Joey Lozano, project manager of the Supplier Contractor and Networking Telecommunication (Scantel) Inc., said the company is uncertain of meeting the April 17 deadline as the "series of work schedules aimed at completing the project" is shared between Scantel and the City Planning Office.
Still, Lozano said they would try their "best to finish it despite the time constraint."
Like the City Planning Office, Scantel had earlier mistakenly assumed that the 94-deadline given last December by Mayor Constantino Jaraula had not yet taken effect.
City Hall issued the deadline amidst mounting calls for the completion of the anomalous project, which started way back in 2003 but had remained dormant since, despite the P31 million already paid to the Scantel.
Lozano said signal optimization activities in at least 12 crucial locations are ongoing, while repeaters-devices that would boost network signals transmitted over a long span-have been installed in at least three hinterland villages.

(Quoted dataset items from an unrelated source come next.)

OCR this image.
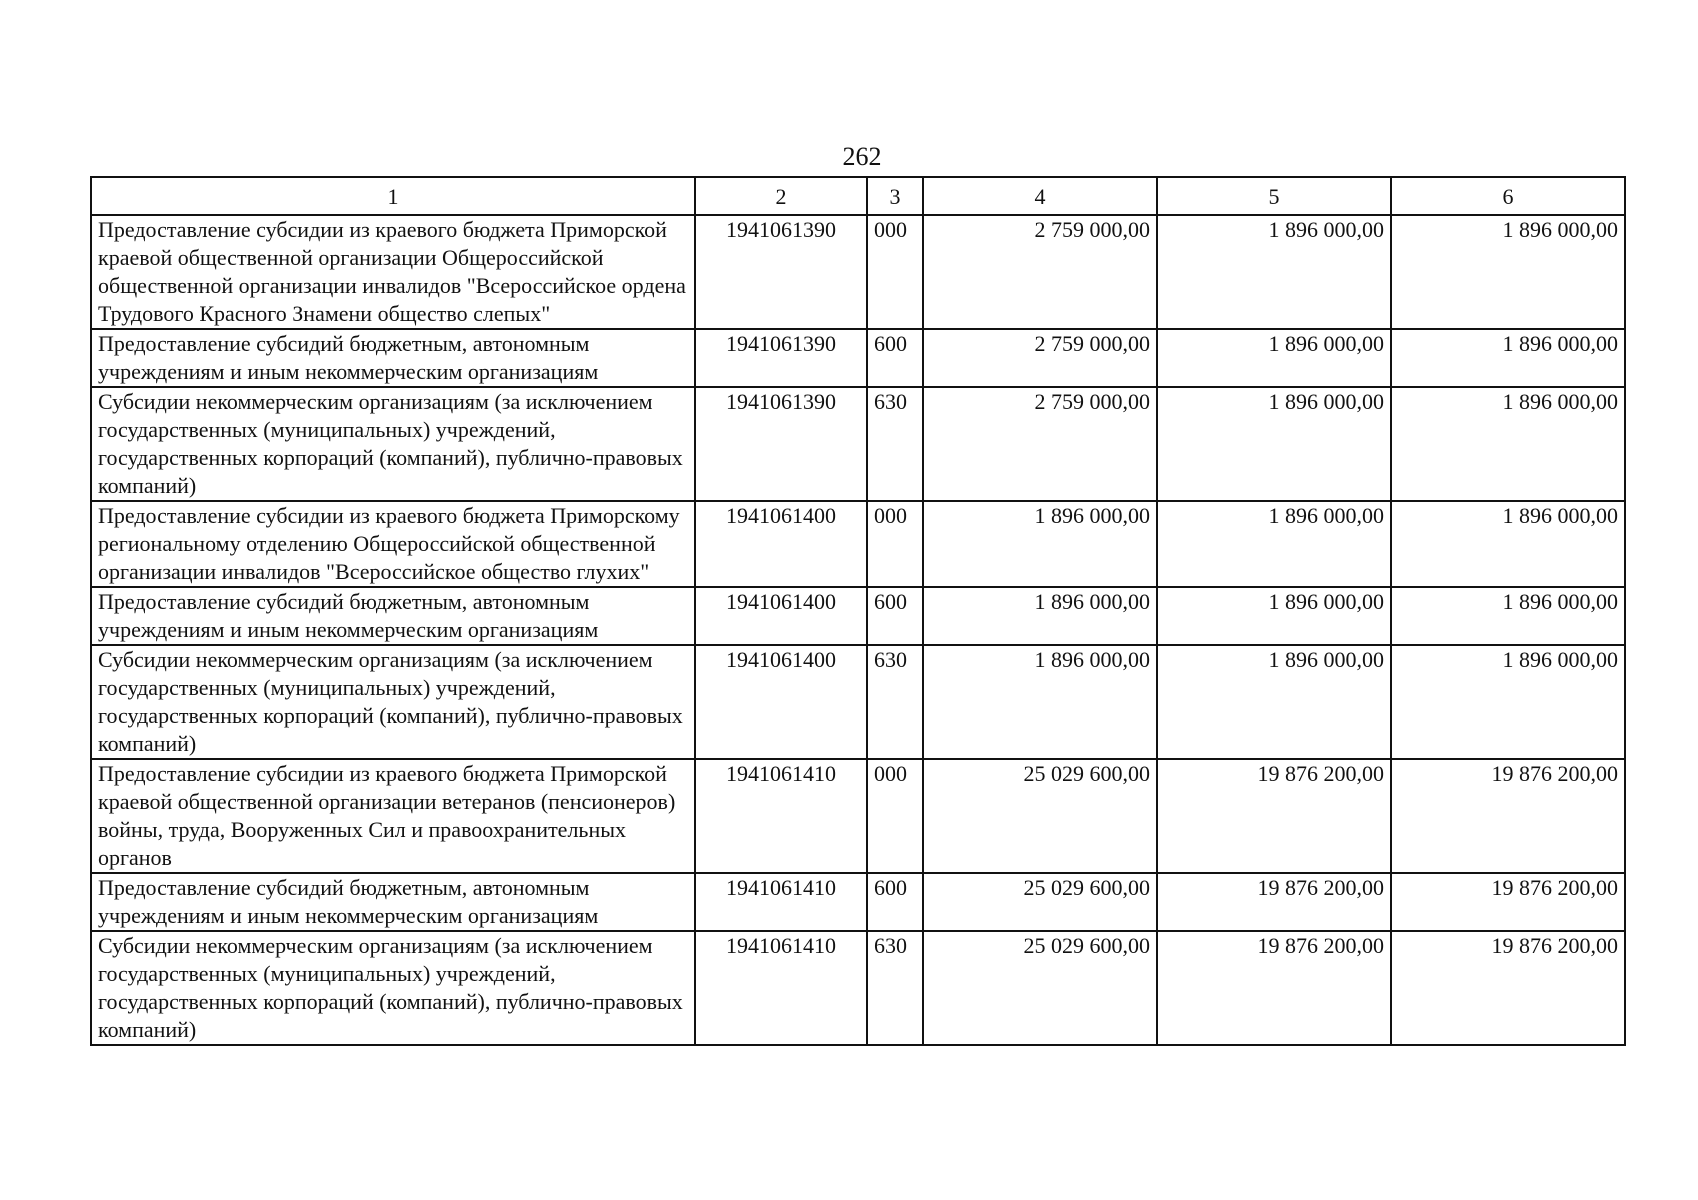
262
1	2	3	4	5	6
Предоставление субсидии из краевого бюджета Приморской краевой общественной организации Общероссийской общественной организации инвалидов "Всероссийское ордена Трудового Красного Знамени общество слепых"	1941061390	000	2 759 000,00	1 896 000,00	1 896 000,00
Предоставление субсидий бюджетным, автономным учреждениям и иным некоммерческим организациям	1941061390	600	2 759 000,00	1 896 000,00	1 896 000,00
Субсидии некоммерческим организациям (за исключением государственных (муниципальных) учреждений, государственных корпораций (компаний), публично-правовых компаний)	1941061390	630	2 759 000,00	1 896 000,00	1 896 000,00
Предоставление субсидии из краевого бюджета Приморскому региональному отделению Общероссийской общественной организации инвалидов "Всероссийское общество глухих"	1941061400	000	1 896 000,00	1 896 000,00	1 896 000,00
Предоставление субсидий бюджетным, автономным учреждениям и иным некоммерческим организациям	1941061400	600	1 896 000,00	1 896 000,00	1 896 000,00
Субсидии некоммерческим организациям (за исключением государственных (муниципальных) учреждений, государственных корпораций (компаний), публично-правовых компаний)	1941061400	630	1 896 000,00	1 896 000,00	1 896 000,00
Предоставление субсидии из краевого бюджета Приморской краевой общественной организации ветеранов (пенсионеров) войны, труда, Вооруженных Сил и правоохранительных органов	1941061410	000	25 029 600,00	19 876 200,00	19 876 200,00
Предоставление субсидий бюджетным, автономным учреждениям и иным некоммерческим организациям	1941061410	600	25 029 600,00	19 876 200,00	19 876 200,00
Субсидии некоммерческим организациям (за исключением государственных (муниципальных) учреждений, государственных корпораций (компаний), публично-правовых компаний)	1941061410	630	25 029 600,00	19 876 200,00	19 876 200,00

He said the phones that were installed to 17 recipient upland villages are also being replaced, at the company's expense.
The City Planning for its part, the Scantel official said, is working for a co-location agreement with a private telecommunications firm, which seeks to transfer the Cagayan de Oro transmitter to the Misamis Oriental town of Manticao.
City Planning Officer Estrella Sagaral had earlier said the co-location agreement was still pending at the Department of Transportation and Communication (DOTC).
A call seeking comment wasn't returned by Sagaral's office Monday afternoon.
Lozano meantime lamented Scantel and the City Government should have shared the costs of replacing the old phones and other telecommunication equipments.
"Ang nangyayari kasi kami pa ang uma-abuno e (What is happening is that we are the ones who are shouldering the costs)," he told Sun.Star in a phone interview.
Jaraula rejected the idea, saying the infusion of additional public funds to the project is against the law.
The Barangay Telephone System Project is one of major controversies hounding the former administration.
A 2006 Commission on Audit (COA) report suggested that the project jumped off without the benefit of a feasibility study.
This was admitted by no less than the Scantel president, Francisco Villapando, who confirmed earlier that government and Scantel technicians failed to anticipate that some recipient barangays are located behind the mountains where the transmitter stood, thus the absence of communication signals.
The COA said the project "incurred substantial delay because of the non-completion of technical requirements needed in the implementation of the project thus depriving beneficiaries of adequate and efficient telephone system."
Villapando also blamed the failure largely to a former company official who he said had mismanaged the project. The official has left Scantel, but Villapando declined to elaborate when asked whether it had something to do with the project.
The Telepono sa Barangay project forms part of the plunder charges filed against former mayor Vicente Emano and other officials.